114. This message transmitted by catechetics has a "comprehensive hierarchical character", (388) which constitutes a coherent and vital synthesis of the faith. This is organized around the mystery of the Most Holy Trinity, in a christocentric perspective, because this is "the source of all the other mysteries of faith, the light that enlightens them". (389) Starting with this point, the harmony of the overall message requires a "hierarchy of truths", (390) in so far as the connection between each one of these and the foundation of the faith differs. Nevertheless, this hierarchy "does not mean that some truths pertain to Faith itself less than others, but rather that some truths are based on others as of a higher priority and are illumined by them". (391)

115. All aspects and dimensions of the Christian message participate in this hierarchical system.

– The history of salvation, recounting the "marvels of God" (mirabilia Dei), what He has done, continues to do and will do in the future for us, is organized in reference to Jesus Christ, the "centre of salvation history". (392) The preparation for the Gospel in the Old Testament, the fullness of Revelation in Jesus Christ, and the time of the Church, provide the structure of all salvation history of which creation and eschatology are its beginning and its end.

– The Apostles' Creed demonstrates how the Church has always desired to present the Christian mystery in a vital synthesis. This Creed is a synthesis of and a key to reading all of the Church's doctrine, which is hierarchically ordered around it. (393)

– The sacraments, which, like regenerating forces, spring from the paschal mystery of Jesus Christ, are also a whole. They form "an organic whole in which each particular sacrament has its own vital place". (394) In this whole, the Holy Eucharist occupies a unique place to which all of the other sacraments are ordained. The Eucharist is to be presented as the "sacrament of sacraments". (395)

– The double commandment of love of God and neighbour is—in the moral message—a hierarchy of values which Jesus himself established: "On these two commandments depend all the Law and the Prophets" (Mt 22,40). The love of God and neighbour, which sum up the Decalogue, are lived in the spirit of the Beatitudes and constitute the magna carta of the Christian life proclaimed by Jesus in the Sermon on the Mount. (396)

– The Our Father gathers up the essence of the Gospel. It synthesizes and hierarchically structures the immense riches of prayer contained in Sacred Scripture and in all of the Church's life. This prayer, given by Jesus to his disciples, makes clear the childlike trust and the deepest desires with which one can turn to God. (397)

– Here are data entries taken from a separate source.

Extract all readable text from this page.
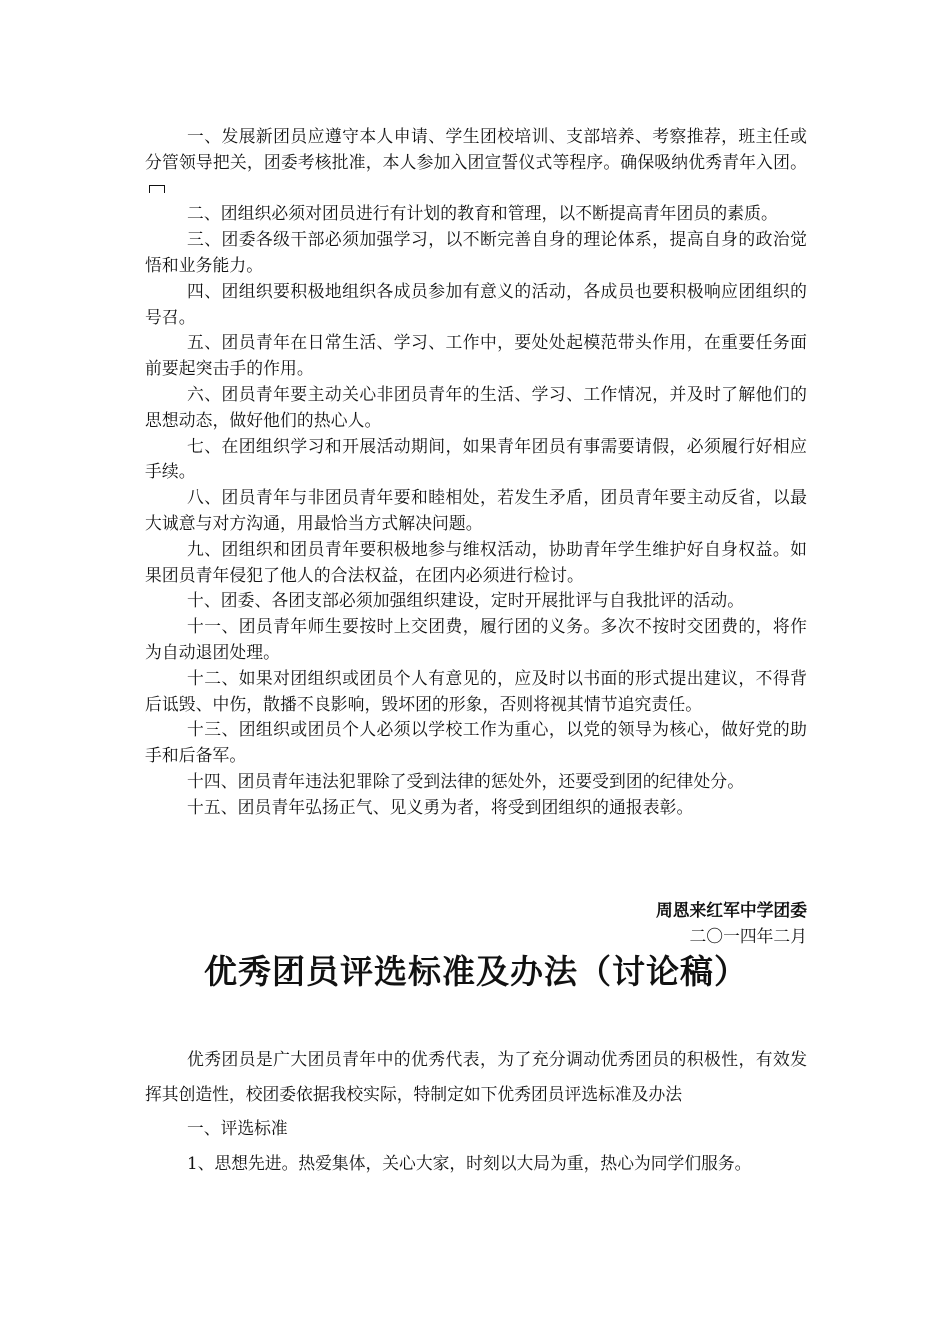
一、发展新团员应遵守本人申请、学生团校培训、支部培养、考察推荐，班主任或分管领导把关，团委考核批准，本人参加入团宣誓仪式等程序。确保吸纳优秀青年入团。

二、团组织必须对团员进行有计划的教育和管理，以不断提高青年团员的素质。

三、团委各级干部必须加强学习，以不断完善自身的理论体系，提高自身的政治觉悟和业务能力。

四、团组织要积极地组织各成员参加有意义的活动，各成员也要积极响应团组织的号召。

五、团员青年在日常生活、学习、工作中，要处处起模范带头作用，在重要任务面前要起突击手的作用。

六、团员青年要主动关心非团员青年的生活、学习、工作情况，并及时了解他们的思想动态，做好他们的热心人。

七、在团组织学习和开展活动期间，如果青年团员有事需要请假，必须履行好相应手续。

八、团员青年与非团员青年要和睦相处，若发生矛盾，团员青年要主动反省，以最大诚意与对方沟通，用最恰当方式解决问题。

九、团组织和团员青年要积极地参与维权活动，协助青年学生维护好自身权益。如果团员青年侵犯了他人的合法权益，在团内必须进行检讨。

十、团委、各团支部必须加强组织建设，定时开展批评与自我批评的活动。

十一、团员青年师生要按时上交团费，履行团的义务。多次不按时交团费的，将作为自动退团处理。

十二、如果对团组织或团员个人有意见的，应及时以书面的形式提出建议，不得背后诋毁、中伤，散播不良影响，毁坏团的形象，否则将视其情节追究责任。

十三、团组织或团员个人必须以学校工作为重心，以党的领导为核心，做好党的助手和后备军。

十四、团员青年违法犯罪除了受到法律的惩处外，还要受到团的纪律处分。

十五、团员青年弘扬正气、见义勇为者，将受到团组织的通报表彰。

周恩来红军中学团委
二〇一四年二月
优秀团员评选标准及办法（讨论稿）

优秀团员是广大团员青年中的优秀代表，为了充分调动优秀团员的积极性，有效发挥其创造性，校团委依据我校实际，特制定如下优秀团员评选标准及办法

一、评选标准

1、思想先进。热爱集体，关心大家，时刻以大局为重，热心为同学们服务。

388) CT 31 which expounds the integrity and organization of the message; cf. DCG (1971) 39 and 43.



389) CCC 234.



390) UR 11.



391) DCG (1971) 43.



392) DCG (1971) 41.



393) St Cyril of Jerusalem affirms with regard to the Creed: "This synthesis of faith was not made to accord with human opinions but rather what was of the greatest importance was gathered from all the Scriptures, to present the one teaching of the faith in its entirety. And just as a mustard seed contains a great number of branches in a tiny grain, so too the summary of faith encompassed in a few words the whole knowledge of the true religion contained in the Old and New Testaments".



394) CCC 1211.



395) Ibid.



396) St Augustine presents the Sermon on the Mount as "the perfect charter of the Christian life and contains all the appropriate precepts necessary to guide it" (De Sermone Domini in Monte I, 1; PL 34, 1229-1231); cf. EN 8.



397) The Our Father is, in truth, the summing up of the entire Gospel (Tertullian, De oratione, 1, 6). "Go through all the prayers in the Scriptures and I do not believe that it is possible to find anyone, anywhere, that is not included in the Lord's Prayer. (St Augustine, Epistolas, 130, 12; PL, 33, 502); cf. CCC 2761.